Während angeblich ein „sozialer Dialog“ geführt wurde, erließ die Regierung unter Premierminister Edouard Philippe mehrere Verfügungen: Besonders schwerwiegend ist hier die Kürzung der Beiträge zur Kranken- und Arbeitslosenversicherung bei gleichzeitiger Erhöhung des allgemeinen Sozialbeitrags unter Vorgabe der Kaufkrafterhöhung. In der Tat ist es eine versteckte doppelte Steuerhöhung, die vor allem Rentner belastet.

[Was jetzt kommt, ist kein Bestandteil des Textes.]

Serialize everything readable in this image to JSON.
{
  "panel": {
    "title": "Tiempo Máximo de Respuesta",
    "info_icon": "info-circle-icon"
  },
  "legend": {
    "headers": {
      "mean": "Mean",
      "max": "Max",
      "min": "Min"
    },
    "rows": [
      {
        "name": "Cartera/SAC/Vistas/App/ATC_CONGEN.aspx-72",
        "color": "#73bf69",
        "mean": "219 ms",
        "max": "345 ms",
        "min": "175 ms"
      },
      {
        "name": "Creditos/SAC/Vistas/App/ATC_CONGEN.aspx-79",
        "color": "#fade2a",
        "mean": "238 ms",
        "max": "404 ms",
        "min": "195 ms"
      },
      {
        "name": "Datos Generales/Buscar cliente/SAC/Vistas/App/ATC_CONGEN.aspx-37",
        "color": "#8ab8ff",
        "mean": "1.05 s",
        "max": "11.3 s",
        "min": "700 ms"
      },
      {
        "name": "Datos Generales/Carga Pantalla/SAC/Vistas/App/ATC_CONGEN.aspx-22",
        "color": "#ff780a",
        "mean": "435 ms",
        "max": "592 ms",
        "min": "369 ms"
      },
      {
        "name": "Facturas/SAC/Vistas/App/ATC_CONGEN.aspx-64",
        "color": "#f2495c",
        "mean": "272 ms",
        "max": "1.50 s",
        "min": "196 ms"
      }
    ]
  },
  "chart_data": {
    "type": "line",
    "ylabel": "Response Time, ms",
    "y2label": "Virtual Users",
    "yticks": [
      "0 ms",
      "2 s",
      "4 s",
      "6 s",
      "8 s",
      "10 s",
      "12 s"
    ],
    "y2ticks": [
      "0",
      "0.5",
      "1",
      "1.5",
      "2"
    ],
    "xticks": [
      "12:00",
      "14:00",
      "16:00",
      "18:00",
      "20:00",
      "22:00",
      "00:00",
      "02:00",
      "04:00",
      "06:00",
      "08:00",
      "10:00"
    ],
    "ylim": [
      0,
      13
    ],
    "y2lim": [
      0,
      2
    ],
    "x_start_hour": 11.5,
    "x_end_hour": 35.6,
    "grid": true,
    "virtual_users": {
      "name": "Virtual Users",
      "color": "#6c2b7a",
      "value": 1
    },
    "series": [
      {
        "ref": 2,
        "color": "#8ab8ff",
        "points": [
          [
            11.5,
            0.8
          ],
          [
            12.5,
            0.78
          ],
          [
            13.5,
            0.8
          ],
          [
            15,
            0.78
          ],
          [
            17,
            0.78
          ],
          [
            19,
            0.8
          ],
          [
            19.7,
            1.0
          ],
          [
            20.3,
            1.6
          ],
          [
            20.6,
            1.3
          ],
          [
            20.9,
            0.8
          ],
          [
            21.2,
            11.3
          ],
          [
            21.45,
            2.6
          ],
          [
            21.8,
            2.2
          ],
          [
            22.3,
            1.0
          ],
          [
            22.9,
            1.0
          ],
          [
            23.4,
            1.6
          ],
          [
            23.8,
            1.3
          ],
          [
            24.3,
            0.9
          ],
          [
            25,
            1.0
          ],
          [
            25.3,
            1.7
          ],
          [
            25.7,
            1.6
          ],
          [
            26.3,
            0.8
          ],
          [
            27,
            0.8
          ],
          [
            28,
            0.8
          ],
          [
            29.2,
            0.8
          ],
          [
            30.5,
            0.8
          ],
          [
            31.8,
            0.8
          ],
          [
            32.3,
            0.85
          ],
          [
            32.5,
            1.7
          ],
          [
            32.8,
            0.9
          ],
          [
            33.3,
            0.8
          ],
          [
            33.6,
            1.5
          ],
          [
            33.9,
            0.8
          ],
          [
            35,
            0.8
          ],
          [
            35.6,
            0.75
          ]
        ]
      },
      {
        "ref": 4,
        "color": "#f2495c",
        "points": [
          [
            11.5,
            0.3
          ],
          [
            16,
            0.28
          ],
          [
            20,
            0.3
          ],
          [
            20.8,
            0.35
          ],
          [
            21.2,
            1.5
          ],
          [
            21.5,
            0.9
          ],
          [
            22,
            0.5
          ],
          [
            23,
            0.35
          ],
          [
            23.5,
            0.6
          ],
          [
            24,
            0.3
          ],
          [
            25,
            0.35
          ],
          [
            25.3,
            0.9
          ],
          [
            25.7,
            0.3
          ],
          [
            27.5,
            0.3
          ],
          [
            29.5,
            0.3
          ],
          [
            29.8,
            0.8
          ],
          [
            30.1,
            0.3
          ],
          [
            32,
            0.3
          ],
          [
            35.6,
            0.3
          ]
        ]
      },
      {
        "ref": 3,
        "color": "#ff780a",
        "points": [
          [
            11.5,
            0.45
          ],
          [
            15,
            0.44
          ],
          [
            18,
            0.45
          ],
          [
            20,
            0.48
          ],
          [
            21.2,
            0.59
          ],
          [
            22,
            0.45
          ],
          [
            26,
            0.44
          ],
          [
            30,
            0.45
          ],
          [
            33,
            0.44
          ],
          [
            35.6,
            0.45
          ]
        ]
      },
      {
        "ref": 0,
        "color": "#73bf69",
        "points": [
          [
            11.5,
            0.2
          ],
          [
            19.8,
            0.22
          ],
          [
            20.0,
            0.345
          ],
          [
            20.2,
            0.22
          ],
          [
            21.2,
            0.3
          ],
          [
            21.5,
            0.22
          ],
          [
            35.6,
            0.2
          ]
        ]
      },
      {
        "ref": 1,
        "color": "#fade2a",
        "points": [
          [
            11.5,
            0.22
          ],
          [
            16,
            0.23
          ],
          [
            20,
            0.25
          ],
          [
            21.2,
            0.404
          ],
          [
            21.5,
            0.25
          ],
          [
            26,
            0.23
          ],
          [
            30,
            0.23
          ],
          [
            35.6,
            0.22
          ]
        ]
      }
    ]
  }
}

Es ist ein Großangriff auf das bisherige soziale Modell und provoziert den Verfall der Sozialversicherung, die Verminderung und Herabsetzung der Leistungen sowie die Erhöhung der Kosten für die Werktätigen. Vorausgegangen waren bereits Kürzungen beim Wohngeld und die Ankündigung der teilweisen Aufhebung der Wohnsteuer, die die Gemeinden belasten würde und damit letztlich die Bevölkerung. Obendrein werden 293 000 subventionierte Arbeitsplätze für junge Leute wegfallen.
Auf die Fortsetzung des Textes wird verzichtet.